The Silent Wars of African American Girls
By Jazelle Hunt NNPA Washington Correspondent | 5/9/2014, 10:03 a.m.
WASHINGTON (NNPA) – March 1 was the last time eight year-old Relisha Rudd was seen, leaving a local hotel here with Kahlil Tatum, a 51-year-old custodian who had been tasked to babysit her. Exactly a month later, Tatum was found dead; Rudd remains missing and the trail has gone cold.
The same week Tatum’s death was announced, the body of 30-year-old, first-year medical resident Teleka Patrick was pulled from a lake in Indiana. In the days leading up to her December disappearance, she and others expressed concern over her mental health. The circumstances of her death remain unclear.
One week after Patrick’s body was found, 22-year-old Karyn Washington, founder of For Brown Girls, a well-known blog dedicated to combatting colorism and promoting self-love for Black women, was found dead in an apparent suicide.
The plight of black boys garners well-deserved attention, even from the White House—but black girls are fighting epic wars of their own, too.
“Black girls are under the radar,” says Monique Morris author and president of the National Black Women’s Justice Institute. “At this point, all of the conversations are geared toward men and boys, and now at least a billion dollars annually will be invested in ensuring that men and boys of color have services that are uniquely responsive to their condition. And we don’t see that similar investment in girls.”
This lack of investment may be because black girls seem to be winning their wars, especially when compared to their male counterparts. On standardized math and reading tests, they outscore their male counterparts. They report lower levels of tobacco and alcohol use than their White counterparts, according to the Center for Disease Control’s youth surveillance survey. And 2012 National Education Statistics reports of gains in higher education, with African American women and girls coming from behind to outpace everyone in the rate of college enrollment.
At the same time, four in 10 black girls don’t graduate from high school.
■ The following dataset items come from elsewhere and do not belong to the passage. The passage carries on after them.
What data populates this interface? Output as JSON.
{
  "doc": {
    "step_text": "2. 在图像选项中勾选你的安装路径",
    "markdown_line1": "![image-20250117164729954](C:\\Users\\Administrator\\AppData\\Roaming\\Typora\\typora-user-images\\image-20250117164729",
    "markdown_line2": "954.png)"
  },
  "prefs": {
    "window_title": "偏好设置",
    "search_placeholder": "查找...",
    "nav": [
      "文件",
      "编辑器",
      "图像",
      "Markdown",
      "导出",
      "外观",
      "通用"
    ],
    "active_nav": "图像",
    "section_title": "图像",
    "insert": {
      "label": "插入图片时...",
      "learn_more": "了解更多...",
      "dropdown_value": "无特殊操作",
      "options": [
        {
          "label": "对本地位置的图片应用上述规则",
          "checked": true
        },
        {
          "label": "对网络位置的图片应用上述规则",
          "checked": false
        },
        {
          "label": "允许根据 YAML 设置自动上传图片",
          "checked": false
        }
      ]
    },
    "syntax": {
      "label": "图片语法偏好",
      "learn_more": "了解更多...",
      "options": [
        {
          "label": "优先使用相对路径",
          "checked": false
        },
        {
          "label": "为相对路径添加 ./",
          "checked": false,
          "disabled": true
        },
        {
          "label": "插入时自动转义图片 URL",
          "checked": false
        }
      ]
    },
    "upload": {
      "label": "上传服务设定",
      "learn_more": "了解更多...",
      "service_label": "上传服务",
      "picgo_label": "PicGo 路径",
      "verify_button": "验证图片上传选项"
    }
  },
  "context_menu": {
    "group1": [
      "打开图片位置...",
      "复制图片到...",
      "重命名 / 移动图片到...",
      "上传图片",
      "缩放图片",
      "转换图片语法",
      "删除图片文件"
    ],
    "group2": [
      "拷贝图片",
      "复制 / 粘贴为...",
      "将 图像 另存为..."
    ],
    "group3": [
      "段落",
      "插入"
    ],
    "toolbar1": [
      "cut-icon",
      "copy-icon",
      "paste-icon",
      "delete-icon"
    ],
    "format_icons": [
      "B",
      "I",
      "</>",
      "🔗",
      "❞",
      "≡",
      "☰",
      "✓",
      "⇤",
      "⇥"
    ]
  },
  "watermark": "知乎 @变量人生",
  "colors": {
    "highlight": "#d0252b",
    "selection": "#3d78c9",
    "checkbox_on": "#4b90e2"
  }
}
Starting as early as preschool, they are more likely to be suspended than all other girls, and most other boys. In some states, such as Wisconsin, they are the group most likely to be disciplined in this way. Social justice organization Black Women’s Blueprint finds that nearly 60 percent of black women have been sexually assaulted by age 18. And in 2009, University of Southern California researchers found that black girls are actually 50 percent more likely than white girls to be bulimic.
Even ordinary growing pains can be magnified at the intersection of racial and gender discrimination.
For example, a 2012 study published in Sociology of Education points out that African American teen boys are more likely than African American girls to be embraced when bussed to predominantly white schools; black boys gain social capital through the sports they are encouraged to play and through presumptions about street-cred and coolness, while black girls are unable to use an equivalent stereotype or sport to ease their interactions.
In short, black girls live in a state of limbo, where their race, their gender, or a combination of both can work against them.